Conclusion: Message query is very helpful in locating message loss problems, such as an order processing failure, whether the message was not received or received incorrectly.

Message back

  • Kafka can theoretically trace messages back by offsets

  • RocketMQ supports the ability to trace messages back in time to milliseconds, such as re-consuming messages from a certain hour or a certain second earlier in the day

Conclusion: In a typical business scenario, for example, a consumer does order analysis, but due to the failure of program logic or dependent system, all the messages consumed today are invalid and they need to be consumed again from midnight yesterday. Then the message replay function based on time is very helpful to the business.

Consumption parallelism

  • The consumption parallelism of Kafka depends on the number of partitions configured for the Topic. For example, if the number of partitions is 10, a maximum of 10 machines can consume in parallel (each machine can only open one thread), or one machine can consume in parallel (10 threads can consume in parallel). That is, the parallelism of consumption is consistent with the number of partitions.

  • RocketMQ consumption parallelism comes in two cases

  • The parallelism of sequential consumption is exactly the same as Kafka

  • The out-of-order parallelism depends on the number of Consumer threads.
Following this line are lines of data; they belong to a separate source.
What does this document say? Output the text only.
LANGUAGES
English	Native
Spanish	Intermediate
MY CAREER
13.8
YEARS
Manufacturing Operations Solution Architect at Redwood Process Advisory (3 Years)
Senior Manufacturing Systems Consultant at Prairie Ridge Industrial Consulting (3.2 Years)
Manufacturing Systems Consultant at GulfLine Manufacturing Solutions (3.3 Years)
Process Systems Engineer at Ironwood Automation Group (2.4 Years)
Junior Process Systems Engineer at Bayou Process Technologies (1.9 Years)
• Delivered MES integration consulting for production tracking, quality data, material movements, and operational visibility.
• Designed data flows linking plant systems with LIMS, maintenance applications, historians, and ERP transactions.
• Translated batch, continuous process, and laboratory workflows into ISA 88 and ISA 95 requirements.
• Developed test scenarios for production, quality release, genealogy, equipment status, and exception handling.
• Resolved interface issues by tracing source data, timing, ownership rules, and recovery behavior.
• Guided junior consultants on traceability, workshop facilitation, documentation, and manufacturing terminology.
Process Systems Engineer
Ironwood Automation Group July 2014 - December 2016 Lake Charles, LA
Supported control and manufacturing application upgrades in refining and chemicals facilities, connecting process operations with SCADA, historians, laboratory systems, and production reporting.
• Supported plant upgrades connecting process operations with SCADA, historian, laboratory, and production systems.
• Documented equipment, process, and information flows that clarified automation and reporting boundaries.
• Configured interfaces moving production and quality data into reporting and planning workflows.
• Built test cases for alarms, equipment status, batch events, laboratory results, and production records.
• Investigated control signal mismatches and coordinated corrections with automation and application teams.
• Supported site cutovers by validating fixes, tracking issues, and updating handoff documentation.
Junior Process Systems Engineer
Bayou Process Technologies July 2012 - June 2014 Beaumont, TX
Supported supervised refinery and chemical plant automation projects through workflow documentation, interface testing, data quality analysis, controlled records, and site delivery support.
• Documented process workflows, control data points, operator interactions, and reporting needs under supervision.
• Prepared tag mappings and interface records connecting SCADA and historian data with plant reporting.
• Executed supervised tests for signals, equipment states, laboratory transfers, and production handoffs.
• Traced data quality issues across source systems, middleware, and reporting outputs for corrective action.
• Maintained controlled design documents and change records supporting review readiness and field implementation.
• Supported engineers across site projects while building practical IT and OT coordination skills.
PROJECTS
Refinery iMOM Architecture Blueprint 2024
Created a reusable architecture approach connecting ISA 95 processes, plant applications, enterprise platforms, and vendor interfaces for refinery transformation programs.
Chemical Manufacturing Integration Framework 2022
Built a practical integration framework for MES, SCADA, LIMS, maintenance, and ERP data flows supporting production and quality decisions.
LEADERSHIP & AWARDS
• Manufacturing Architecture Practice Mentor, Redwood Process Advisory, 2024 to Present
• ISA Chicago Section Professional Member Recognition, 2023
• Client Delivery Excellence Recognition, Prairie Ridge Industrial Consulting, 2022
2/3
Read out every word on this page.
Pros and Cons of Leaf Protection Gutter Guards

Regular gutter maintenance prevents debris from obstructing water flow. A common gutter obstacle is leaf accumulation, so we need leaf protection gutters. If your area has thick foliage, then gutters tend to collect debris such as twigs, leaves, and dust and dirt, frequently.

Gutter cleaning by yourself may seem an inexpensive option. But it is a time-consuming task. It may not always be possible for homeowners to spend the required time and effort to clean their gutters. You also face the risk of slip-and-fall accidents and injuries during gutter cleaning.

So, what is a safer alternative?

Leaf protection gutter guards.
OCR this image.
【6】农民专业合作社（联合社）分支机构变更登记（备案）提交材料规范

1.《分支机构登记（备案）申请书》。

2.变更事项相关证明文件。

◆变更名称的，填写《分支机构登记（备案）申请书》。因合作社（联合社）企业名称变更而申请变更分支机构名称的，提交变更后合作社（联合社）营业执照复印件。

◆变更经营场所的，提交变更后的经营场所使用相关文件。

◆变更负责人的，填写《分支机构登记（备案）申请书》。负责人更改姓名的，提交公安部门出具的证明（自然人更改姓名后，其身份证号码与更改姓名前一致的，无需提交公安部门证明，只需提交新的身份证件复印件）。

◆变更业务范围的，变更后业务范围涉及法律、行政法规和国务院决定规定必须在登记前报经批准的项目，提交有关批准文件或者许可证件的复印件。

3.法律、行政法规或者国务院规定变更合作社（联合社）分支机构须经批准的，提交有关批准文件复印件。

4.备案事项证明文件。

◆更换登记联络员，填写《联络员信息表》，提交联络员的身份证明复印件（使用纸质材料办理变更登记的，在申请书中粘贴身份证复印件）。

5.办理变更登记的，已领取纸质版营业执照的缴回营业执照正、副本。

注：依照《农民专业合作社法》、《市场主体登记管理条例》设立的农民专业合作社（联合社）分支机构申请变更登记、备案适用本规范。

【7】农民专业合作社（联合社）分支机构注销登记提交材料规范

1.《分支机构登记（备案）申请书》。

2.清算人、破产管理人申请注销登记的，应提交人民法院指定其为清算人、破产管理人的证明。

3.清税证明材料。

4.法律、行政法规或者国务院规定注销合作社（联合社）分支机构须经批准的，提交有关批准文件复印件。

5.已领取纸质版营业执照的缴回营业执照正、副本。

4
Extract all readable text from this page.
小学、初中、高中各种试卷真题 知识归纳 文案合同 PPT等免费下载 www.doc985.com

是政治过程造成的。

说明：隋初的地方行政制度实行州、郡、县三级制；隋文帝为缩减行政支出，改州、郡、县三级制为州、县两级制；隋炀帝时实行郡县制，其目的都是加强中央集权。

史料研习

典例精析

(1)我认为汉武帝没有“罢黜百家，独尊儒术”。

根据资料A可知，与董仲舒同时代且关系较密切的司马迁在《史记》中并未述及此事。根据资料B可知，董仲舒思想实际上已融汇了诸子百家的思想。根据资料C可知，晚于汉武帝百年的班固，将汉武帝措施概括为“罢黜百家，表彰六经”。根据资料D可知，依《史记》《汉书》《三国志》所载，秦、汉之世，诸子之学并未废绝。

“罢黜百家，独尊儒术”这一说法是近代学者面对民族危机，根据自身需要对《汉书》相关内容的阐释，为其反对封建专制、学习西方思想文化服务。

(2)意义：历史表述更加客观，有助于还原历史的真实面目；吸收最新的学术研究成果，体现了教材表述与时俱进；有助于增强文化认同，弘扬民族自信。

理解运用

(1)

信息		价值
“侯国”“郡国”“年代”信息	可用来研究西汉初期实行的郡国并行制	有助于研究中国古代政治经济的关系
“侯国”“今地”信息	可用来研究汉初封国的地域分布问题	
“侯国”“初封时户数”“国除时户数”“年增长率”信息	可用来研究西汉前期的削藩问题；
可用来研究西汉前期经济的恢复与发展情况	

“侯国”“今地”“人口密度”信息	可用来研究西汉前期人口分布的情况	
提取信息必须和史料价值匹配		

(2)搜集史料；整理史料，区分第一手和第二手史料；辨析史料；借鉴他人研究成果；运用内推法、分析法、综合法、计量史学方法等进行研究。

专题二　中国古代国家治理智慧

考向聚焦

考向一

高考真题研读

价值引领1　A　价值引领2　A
For example, if Topic is configured with 10 queues, 10 machines consuming, and each machine has 100 threads, then the parallelism is 1000.

Message trajectory

  • Kafka does not support message traces

  • Ali Cloud MQ supports message traces

Develop language friendliness

  • Kafka is written in Scala

  • RocketMQ is written in the Java language

Brokerage end message filtering

  • Kafka does not support proxy message filtering

  • RocketMQ supports two proxy message filtering methods

  • Filter by message variables, equivalent to subtopic concepts

  • Upload a piece of Java code to the server that can do any form of filtering on messages, even breaking up the Message body.

Message stacking capability

  • Theoretically Kafka is more stackable than RocketMQ, but RocketMQ can also support hundreds of millions of messages on a single machine, which we believe is sufficient for the business.

Open source community activity

  • The Kafka community updates slowly

  • RocketMQ’s GitHub community has 250 individuals, company users have registered contact information, and the QQ group has more than 1,000 people. MQ ### Commercial support

  • Kafka’s original development team has set up a new company, so far no related products have been seen

  • RocketMQ has been commercialized on Alibaba Cloud and is now available as a cloud service. RocketMQ promises 99.99% reliability to customers and completely eliminates the operation and maintenance complexity of customers’ own MQ products

maturity

  • Kafka is mature in the logging space

  • RocketMQ has a large number of applications in alibaba Group. It generates massive messages every day and successfully supports the massive message tests of Tmall Double 11. It is a sharp tool for data peak clipping and valley filling.